You can also find Masters of Arts (M.A.) programs in Criminal Justice or Criminalistics throughout the United States. These are, in essence, a collection of courses in criminology, criminal psychology and forensic law all rolled into a social-science degree. This is not to denigrate the degree. Rather, it is to indicate that the practitioner of forensic science holding the degree is not a lab scientist.

Hard-science graduate degrees in forensics

By far, most hard-science graduate degrees in forensic science are not called “forensic science” at all. Instead, if you want to do forensics, the schools encourage you to get a degree in chemistry, biology or biochemistry, and focus your coursework with some electives in forensic science. Without a doubt, these science courses can be hard as hell (if you don’t know the difficulty difference between a course in Cell Biology and a course in Crime Studies, you will quickly learn).

There are, however, about six fully-accredited M.S. programs in Forensic Science in the United States. These are programs that teach the hard sciences to the extent that a pure-science degree would, but take a hands-on approach to ensuring that you have a well-crafted, planned approach to your training. They sometimes grant an M.S. in Forensic Science, and sometimes grant an M.S.F.S (Master of Science in Forensic Science). In fact, many graduates with an M.S. in Forensic Science who will put “M.S.F.S.” after their name, to signify that their Forensic Science degree is, in fact, a hard-science degree.

The difference here may seem trivial, but it serves the important function of distinguishing graduates from criminal justice programs from hard-science programs. It ensures that others can adequately gauge the experience and training of the forensic practitioner on a quick glance.

Advice for future Forensic Scientists

If you want to work in crime scene investigation, and can do science, then get a B.S. or M.S. in forensic science or a pure science. Your options will be so much better. If you get a B.S. or M.S. in forensic science, you will have enough criminal justice-type courses under your belt to work anywhere. If you get a B.S. or M.S. in a pure science only (like chem or bio), then be sure to supplement your work with courses in the Criminal Justice Department.
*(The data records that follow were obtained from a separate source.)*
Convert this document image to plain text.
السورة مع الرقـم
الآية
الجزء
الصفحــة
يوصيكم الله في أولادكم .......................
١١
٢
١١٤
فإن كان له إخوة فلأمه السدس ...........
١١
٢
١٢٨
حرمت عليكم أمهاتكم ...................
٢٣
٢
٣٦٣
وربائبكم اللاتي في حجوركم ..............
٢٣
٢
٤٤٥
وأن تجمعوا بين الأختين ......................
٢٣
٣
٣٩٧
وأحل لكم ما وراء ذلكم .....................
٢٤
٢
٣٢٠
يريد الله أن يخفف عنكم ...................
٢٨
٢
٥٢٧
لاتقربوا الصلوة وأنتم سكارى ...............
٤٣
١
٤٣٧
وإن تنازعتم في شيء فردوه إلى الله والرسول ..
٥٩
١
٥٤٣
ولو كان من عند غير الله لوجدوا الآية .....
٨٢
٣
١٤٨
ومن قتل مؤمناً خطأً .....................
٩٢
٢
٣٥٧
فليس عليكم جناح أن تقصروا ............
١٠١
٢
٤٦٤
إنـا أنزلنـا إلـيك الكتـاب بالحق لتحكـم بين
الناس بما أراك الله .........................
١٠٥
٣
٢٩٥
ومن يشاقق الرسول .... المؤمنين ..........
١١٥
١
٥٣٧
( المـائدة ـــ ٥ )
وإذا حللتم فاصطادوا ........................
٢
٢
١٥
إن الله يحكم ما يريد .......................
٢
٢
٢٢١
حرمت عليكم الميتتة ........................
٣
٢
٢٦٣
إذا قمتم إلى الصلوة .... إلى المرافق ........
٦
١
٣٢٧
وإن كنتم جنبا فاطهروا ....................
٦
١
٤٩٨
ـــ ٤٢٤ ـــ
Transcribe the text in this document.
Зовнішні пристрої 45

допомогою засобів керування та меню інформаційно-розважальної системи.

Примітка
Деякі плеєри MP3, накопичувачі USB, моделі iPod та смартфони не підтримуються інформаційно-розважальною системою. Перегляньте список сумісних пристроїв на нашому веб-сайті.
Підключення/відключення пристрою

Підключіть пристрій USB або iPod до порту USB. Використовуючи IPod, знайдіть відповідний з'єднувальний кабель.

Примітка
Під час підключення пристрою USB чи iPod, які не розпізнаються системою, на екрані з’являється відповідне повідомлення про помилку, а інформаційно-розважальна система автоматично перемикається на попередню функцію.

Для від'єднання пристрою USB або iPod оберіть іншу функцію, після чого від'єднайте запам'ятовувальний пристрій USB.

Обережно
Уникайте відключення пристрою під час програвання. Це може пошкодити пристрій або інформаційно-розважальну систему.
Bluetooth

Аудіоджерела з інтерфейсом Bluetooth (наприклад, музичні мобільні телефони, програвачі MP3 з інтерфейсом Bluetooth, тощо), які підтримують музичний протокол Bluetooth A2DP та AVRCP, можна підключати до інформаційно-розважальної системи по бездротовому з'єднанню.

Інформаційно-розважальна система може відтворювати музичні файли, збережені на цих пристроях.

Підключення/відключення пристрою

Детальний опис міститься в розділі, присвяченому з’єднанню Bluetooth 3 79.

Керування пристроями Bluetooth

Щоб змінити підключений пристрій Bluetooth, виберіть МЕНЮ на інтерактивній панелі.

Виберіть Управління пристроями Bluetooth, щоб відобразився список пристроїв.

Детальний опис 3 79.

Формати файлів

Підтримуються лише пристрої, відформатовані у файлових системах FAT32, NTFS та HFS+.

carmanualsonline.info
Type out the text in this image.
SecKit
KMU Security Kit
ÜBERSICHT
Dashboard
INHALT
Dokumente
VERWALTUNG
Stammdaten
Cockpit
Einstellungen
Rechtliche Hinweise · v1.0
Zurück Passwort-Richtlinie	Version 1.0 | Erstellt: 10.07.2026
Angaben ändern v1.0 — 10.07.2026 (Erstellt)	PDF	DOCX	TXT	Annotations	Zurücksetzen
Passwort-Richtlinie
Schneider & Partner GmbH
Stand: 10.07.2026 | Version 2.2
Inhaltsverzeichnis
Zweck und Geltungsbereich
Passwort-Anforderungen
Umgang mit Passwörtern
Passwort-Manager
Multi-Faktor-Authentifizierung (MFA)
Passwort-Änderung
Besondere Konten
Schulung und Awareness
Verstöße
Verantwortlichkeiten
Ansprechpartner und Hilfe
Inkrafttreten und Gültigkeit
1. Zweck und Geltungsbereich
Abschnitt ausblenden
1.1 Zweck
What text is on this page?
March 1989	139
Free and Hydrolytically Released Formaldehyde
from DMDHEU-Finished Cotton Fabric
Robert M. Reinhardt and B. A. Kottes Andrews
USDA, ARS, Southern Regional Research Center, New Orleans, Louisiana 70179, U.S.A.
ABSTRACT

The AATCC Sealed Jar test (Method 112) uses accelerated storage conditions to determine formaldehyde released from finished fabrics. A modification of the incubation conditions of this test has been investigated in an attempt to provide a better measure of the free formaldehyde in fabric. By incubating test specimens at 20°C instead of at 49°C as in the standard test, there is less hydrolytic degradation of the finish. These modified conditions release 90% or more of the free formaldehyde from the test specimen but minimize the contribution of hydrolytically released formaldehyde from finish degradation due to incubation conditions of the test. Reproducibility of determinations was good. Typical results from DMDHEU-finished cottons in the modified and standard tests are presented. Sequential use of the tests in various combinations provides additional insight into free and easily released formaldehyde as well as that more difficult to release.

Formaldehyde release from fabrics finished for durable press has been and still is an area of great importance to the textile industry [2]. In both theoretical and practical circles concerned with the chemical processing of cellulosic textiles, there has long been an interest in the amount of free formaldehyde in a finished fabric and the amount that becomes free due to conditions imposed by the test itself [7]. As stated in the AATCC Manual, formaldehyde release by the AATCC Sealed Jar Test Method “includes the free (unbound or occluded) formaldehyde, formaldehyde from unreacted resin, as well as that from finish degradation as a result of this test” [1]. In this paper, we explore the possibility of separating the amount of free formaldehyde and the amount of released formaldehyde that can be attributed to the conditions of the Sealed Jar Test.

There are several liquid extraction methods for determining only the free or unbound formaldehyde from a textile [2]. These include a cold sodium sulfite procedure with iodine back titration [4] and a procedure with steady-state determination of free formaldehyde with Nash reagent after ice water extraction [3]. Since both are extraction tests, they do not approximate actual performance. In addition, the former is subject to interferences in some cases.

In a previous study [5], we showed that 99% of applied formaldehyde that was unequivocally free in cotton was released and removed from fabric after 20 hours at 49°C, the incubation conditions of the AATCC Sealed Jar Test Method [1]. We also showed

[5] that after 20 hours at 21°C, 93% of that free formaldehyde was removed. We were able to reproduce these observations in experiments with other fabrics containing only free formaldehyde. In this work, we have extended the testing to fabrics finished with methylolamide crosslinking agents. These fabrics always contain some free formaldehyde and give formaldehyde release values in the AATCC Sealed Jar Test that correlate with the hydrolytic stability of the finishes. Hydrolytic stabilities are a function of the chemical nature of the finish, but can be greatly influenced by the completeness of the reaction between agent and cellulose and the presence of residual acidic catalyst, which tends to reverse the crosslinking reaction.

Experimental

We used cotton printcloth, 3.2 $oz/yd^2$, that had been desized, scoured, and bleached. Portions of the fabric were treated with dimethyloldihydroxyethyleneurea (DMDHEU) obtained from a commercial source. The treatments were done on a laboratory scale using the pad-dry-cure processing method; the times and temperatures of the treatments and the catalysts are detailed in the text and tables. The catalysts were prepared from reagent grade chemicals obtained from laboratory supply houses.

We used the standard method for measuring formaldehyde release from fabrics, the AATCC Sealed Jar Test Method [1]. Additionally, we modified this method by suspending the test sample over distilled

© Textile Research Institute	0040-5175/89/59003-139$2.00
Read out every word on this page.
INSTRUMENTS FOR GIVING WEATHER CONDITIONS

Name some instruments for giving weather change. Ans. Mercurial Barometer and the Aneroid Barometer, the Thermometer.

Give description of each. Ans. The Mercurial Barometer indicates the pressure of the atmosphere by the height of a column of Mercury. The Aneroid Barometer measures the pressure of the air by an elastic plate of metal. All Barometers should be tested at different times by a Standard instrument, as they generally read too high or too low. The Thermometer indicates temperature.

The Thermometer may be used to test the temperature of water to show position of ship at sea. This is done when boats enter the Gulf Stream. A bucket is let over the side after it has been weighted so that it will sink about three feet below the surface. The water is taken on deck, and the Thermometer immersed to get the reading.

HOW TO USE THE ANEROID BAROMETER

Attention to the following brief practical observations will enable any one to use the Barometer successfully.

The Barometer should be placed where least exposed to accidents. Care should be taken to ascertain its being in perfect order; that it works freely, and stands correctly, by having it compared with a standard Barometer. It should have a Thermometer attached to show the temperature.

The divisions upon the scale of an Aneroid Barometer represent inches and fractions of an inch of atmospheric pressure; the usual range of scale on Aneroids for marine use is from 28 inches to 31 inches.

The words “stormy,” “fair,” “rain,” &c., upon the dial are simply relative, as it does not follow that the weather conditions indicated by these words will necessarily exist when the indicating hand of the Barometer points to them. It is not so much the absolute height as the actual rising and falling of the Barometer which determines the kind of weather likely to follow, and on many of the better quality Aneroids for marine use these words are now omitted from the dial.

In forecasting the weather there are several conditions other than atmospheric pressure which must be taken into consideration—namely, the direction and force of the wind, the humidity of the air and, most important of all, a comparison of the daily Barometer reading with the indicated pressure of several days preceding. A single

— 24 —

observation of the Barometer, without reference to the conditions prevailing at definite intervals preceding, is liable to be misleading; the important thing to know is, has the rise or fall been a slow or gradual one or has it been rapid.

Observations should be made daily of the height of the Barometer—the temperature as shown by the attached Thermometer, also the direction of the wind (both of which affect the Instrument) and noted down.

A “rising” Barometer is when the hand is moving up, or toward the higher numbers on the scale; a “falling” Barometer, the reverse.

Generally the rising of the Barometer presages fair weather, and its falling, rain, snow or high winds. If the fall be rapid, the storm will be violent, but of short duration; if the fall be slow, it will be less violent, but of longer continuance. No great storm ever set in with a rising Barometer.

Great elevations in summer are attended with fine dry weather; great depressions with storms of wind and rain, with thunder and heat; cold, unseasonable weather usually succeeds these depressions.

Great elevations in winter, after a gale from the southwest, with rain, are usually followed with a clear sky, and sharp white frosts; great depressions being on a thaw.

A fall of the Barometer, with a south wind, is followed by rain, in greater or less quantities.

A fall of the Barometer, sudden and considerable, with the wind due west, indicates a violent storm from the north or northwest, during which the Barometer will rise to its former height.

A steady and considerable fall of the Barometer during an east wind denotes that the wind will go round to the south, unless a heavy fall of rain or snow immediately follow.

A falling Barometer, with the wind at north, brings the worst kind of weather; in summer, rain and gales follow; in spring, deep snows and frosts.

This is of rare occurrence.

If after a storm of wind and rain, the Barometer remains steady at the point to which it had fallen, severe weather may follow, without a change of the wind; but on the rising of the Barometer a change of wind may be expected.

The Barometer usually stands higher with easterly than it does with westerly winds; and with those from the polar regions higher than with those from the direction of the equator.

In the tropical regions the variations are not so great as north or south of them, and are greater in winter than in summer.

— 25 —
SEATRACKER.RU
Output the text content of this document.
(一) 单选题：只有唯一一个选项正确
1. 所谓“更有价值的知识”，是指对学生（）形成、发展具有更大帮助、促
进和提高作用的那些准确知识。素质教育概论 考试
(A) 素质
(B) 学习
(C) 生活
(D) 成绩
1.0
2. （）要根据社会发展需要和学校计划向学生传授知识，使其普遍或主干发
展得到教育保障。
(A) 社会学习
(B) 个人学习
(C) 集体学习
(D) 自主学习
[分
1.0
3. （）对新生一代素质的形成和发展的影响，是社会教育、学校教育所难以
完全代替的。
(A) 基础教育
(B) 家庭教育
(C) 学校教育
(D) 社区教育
If you get a B.A. or M.A. in criminal justice, it is just not really possible because of time constraints to get enough courses in hard sciences to learn the science side of things. Even if you managed to, somehow, there’s really no way to illustrate this to a jury in a convincing manner, in such a way that demonstrates your mastery of the science to which you are testifying. I would not want to be the prosecutor putting on the stand my forensic scientist who analyzed the blood for DNA, who has a degree in criminal psychology with 18 hours of classes in biology.